Training¶
Training is driven by gpt-simple train (or gpt_simple.train(...) from
Python) and configured entirely through the training, optimizer, and
data config sections. Multi-GPU is handled with
Accelerate.
Running¶
Single GPU:
gpt-simple train --config config.yaml
Multi-GPU (launches torchrun automatically):
gpt-simple train --config config.yaml --nproc_per_node 4
Override config values at launch, and start fresh if needed:
gpt-simple train --config config.yaml \
--training.max_steps 5000 \
--optimizer.learning_rate 1e-4 \
--force # discard existing checkpoints in output_dir
From Python:
import gpt_simple
result = gpt_simple.train(config="config.yaml")
print(result.final_loss, result.total_tokens, result.checkpoint_path)
Effective batch size¶
The number of tokens per optimizer step is:
per_device_batch_size × gradient_accumulation_steps × world_size × max_length
Per-rank batch size is independent of world_size: adding GPUs scales the
global batch rather than shrinking each GPU's work. The learning-rate
schedule advances once per optimizer step regardless of accumulation or
GPU count.
Mixed precision¶
training.mixed_precision selects the compute precision. Left as null
(the default) it auto-detects per device: bf16 on Ampere and newer,
fp16 on older CUDA GPUs, and no mixed precision on CPU. Prefer bf16
where available — it has the dynamic range of fp32 and needs no loss
scaling. See Hardware tuning.
torch.compile¶
training.compile: true (default) wraps the model with torch.compile
for a meaningful throughput gain. Compilation happens once, on the first
step (so step 1 is slow). The attention call is treated as an opaque
op and is not decomposed by the compiler.
compile + DDP + gradient checkpointing¶
When all three of multi-GPU (DDP), compile: true, and
gradient_checkpointing: true are on, the trainer disables Dynamo's DDP
graph-splitter (torch._dynamo.config.optimize_ddp = False) before
compiling. The graph-splitter does not support the higher-order ops that
gradient checkpointing introduces, and recent PyTorch hard-errors on the
combination (pytorch/pytorch#104674).
torch.compile itself stays fully enabled — only the graph splitting is
turned off, so the module compiles as a single graph. The only cost is
slightly less communication/compute overlap (the whole graph is one
gradient bucket), which is minor on a single NVLink node and more
noticeable across multiple nodes. This setting is a no-op without DDP.
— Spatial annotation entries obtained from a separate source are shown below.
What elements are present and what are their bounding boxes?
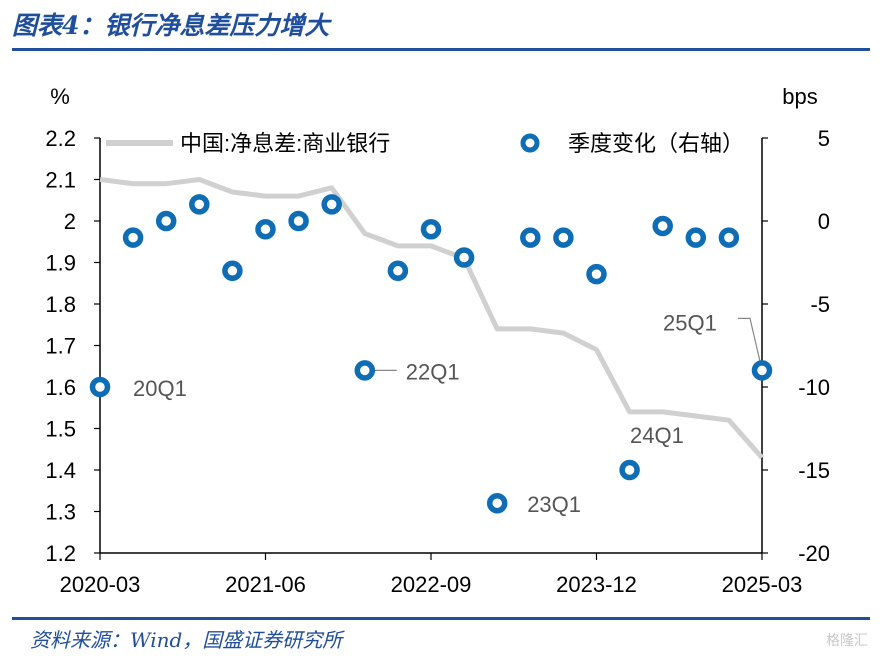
right-tick-label: -5 (810, 292, 830, 317)
left-tick-label: 2.2 (45, 126, 76, 151)
right-tick-label: -15 (798, 458, 830, 483)
right-unit-label: bps (782, 84, 817, 109)
left-tick-label: 1.5 (45, 417, 76, 442)
quarterly-change-point (122, 227, 144, 248)
legend-marker-label: 季度变化（右轴） (568, 131, 744, 156)
left-tick-label: 1.3 (45, 500, 76, 525)
quarterly-change-point (155, 210, 177, 232)
quarterly-change-point (222, 260, 243, 282)
annotation-label: 22Q1 (406, 359, 460, 384)
x-tick-label: 2025-03 (722, 572, 803, 597)
left-tick-label: 1.2 (45, 541, 76, 566)
left-tick-label: 1.8 (45, 292, 76, 317)
left-tick-label: 2 (64, 209, 76, 234)
annotation-label: 20Q1 (133, 376, 187, 401)
title-rule (12, 48, 870, 51)
left-tick-label: 2.1 (45, 168, 76, 193)
x-tick-label: 2022-09 (391, 572, 472, 597)
left-tick-label: 1.4 (45, 458, 76, 483)
footer-rule (12, 617, 870, 620)
x-tick-label: 2021-06 (225, 572, 306, 597)
quarterly-change-point (189, 194, 210, 215)
left-unit-label: % (50, 84, 70, 109)
quarterly-change-point (321, 194, 342, 215)
left-tick-label: 1.9 (45, 251, 76, 276)
annotation-label: 24Q1 (630, 423, 684, 448)
quarterly-change-point (553, 227, 574, 248)
left-tick-label: 1.6 (45, 375, 76, 400)
watermark-logo: 格隆汇 (826, 633, 868, 649)
legend-line-label: 中国:净息差:商业银行 (180, 131, 390, 156)
annotation-leader (738, 317, 761, 362)
quarterly-change-point (453, 247, 475, 268)
right-tick-label: -10 (798, 375, 830, 400)
nim-series-line (99, 177, 764, 460)
quarterly-change-point (619, 459, 640, 481)
left-tick-label: 1.7 (45, 334, 76, 359)
quarterly-change-point (652, 215, 673, 237)
quarterly-change-point (520, 227, 541, 248)
right-tick-label: 0 (818, 209, 830, 234)
quarterly-change-point (387, 260, 409, 282)
quarterly-change-point (288, 210, 309, 232)
legend-marker-swatch (520, 133, 540, 153)
quarterly-change-point (486, 492, 508, 514)
x-tick-label: 2023-12 (556, 572, 637, 597)
chart-title: 图表4：银行净息差压力增大 (12, 11, 330, 40)
annotation-label: 25Q1 (663, 310, 717, 335)
source-note: 资料来源：Wind，国盛证券研究所 (30, 628, 343, 652)
quarterly-change-point (255, 219, 276, 240)
quarterly-change-point (89, 376, 111, 398)
quarterly-change-point (586, 263, 607, 285)
annotation-label: 23Q1 (527, 492, 581, 517)
right-tick-label: 5 (818, 126, 830, 151)
quarterly-change-point (751, 360, 773, 381)
quarterly-change-point (420, 219, 442, 240)
quarterly-change-point (685, 227, 707, 248)
quarterly-change-point (718, 227, 740, 248)
x-tick-label: 2020-03 (60, 572, 141, 597)
quarterly-change-point (354, 360, 376, 381)
right-tick-label: -20 (798, 541, 830, 566)
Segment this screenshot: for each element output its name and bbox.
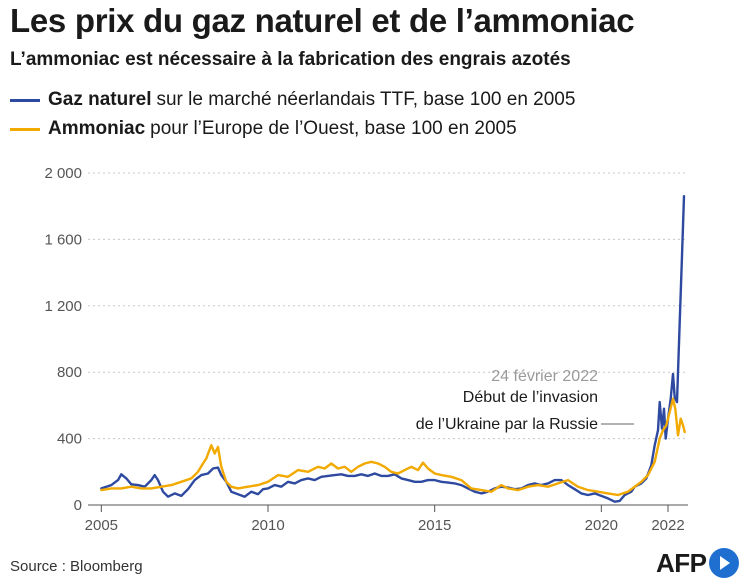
legend-swatch-ammonia (10, 127, 40, 131)
axis-layer: 0 400 800 1 200 1 600 2 000 2005 2010 2015 2020 20… (44, 165, 688, 534)
legend-item-ammonia: Ammoniac pour l’Europe de l’Ouest, base … (10, 117, 517, 141)
y-tick-label: 0 (74, 497, 82, 514)
y-tick-label: 1 600 (44, 231, 82, 248)
ammonia-series-line (100, 397, 686, 497)
gas-series-line (100, 195, 686, 503)
x-tick-label: 2022 (651, 517, 684, 534)
series-layer (100, 195, 686, 503)
legend-name-gas: Gaz naturel (48, 89, 152, 110)
chart-subtitle: L’ammoniac est nécessaire à la fabricati… (10, 49, 571, 70)
x-tick-label: 2010 (251, 517, 284, 534)
y-tick-label: 400 (57, 431, 82, 448)
legend-item-gas: Gaz naturel sur le marché néerlandais TT… (10, 88, 575, 112)
x-tick-label: 2005 (85, 517, 118, 534)
legend-swatch-gas (10, 98, 40, 102)
annotation-line-1: Début de l’invasion (463, 389, 598, 406)
chart-title: Les prix du gaz naturel et de l’ammoniac (10, 2, 635, 39)
annotation-line-2: de l’Ukraine par la Russie (416, 416, 598, 433)
x-tick-label: 2020 (585, 517, 618, 534)
y-tick-label: 2 000 (44, 165, 82, 182)
annotation-layer: 24 février 2022 Début de l’invasion de l… (416, 368, 634, 433)
source-note: Source : Bloomberg (10, 558, 143, 575)
afp-logo: AFP (656, 547, 739, 579)
x-tick-label: 2015 (418, 517, 451, 534)
legend-desc-ammonia: pour l’Europe de l’Ouest, base 100 en 20… (150, 118, 517, 139)
legend-desc-gas: sur le marché néerlandais TTF, base 100 … (156, 89, 576, 110)
y-tick-label: 800 (57, 364, 82, 381)
grid-layer (88, 172, 688, 440)
legend-name-ammonia: Ammoniac (48, 118, 146, 139)
afp-logo-dot-icon (708, 548, 739, 578)
y-tick-label: 1 200 (44, 298, 82, 315)
annotation-date: 24 février 2022 (491, 368, 598, 385)
afp-logo-text: AFP (656, 547, 707, 578)
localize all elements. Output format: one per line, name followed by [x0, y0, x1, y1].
A compile-compatible bucketed reducer (
torch._dynamo.config.optimize_ddp = "python_reducer") can recover most of that overlap on newer PyTorch. It is less battle-tested than the safe default; validate on a short multi-GPU run before adopting it for a long job.
Gradient checkpointing¶
training.gradient_checkpointing: true (default) recomputes each block's
activations during the backward pass instead of storing them, trading
compute for memory. Turn it off if you have memory headroom and want
maximum throughput.
Logging and evaluation¶
logging_steps— interval for loss, learning rate, gradient norm, and throughput.eval_steps— interval for validation over theval/data (max_eval_batchescaps the work).save_steps— checkpoint interval; see Checkpointing & resume.
Weights & Biases¶
Set training.wandb_project to enable W&B (install the extra:
pip install ".[wandb]", then wandb login). The run id is persisted in
the checkpoint, so a stop/resume chain reports as one continuous run.
Leave wandb_project unset to disable logging entirely.
Validation before training¶
gpt-simple validate --config config.yaml checks a config (and,
optionally, runtime/memory feasibility) without starting a run — useful
as a submission gate. The trainer also runs validation automatically at
startup.
Authoritative source: src/gpt_simple/train.py.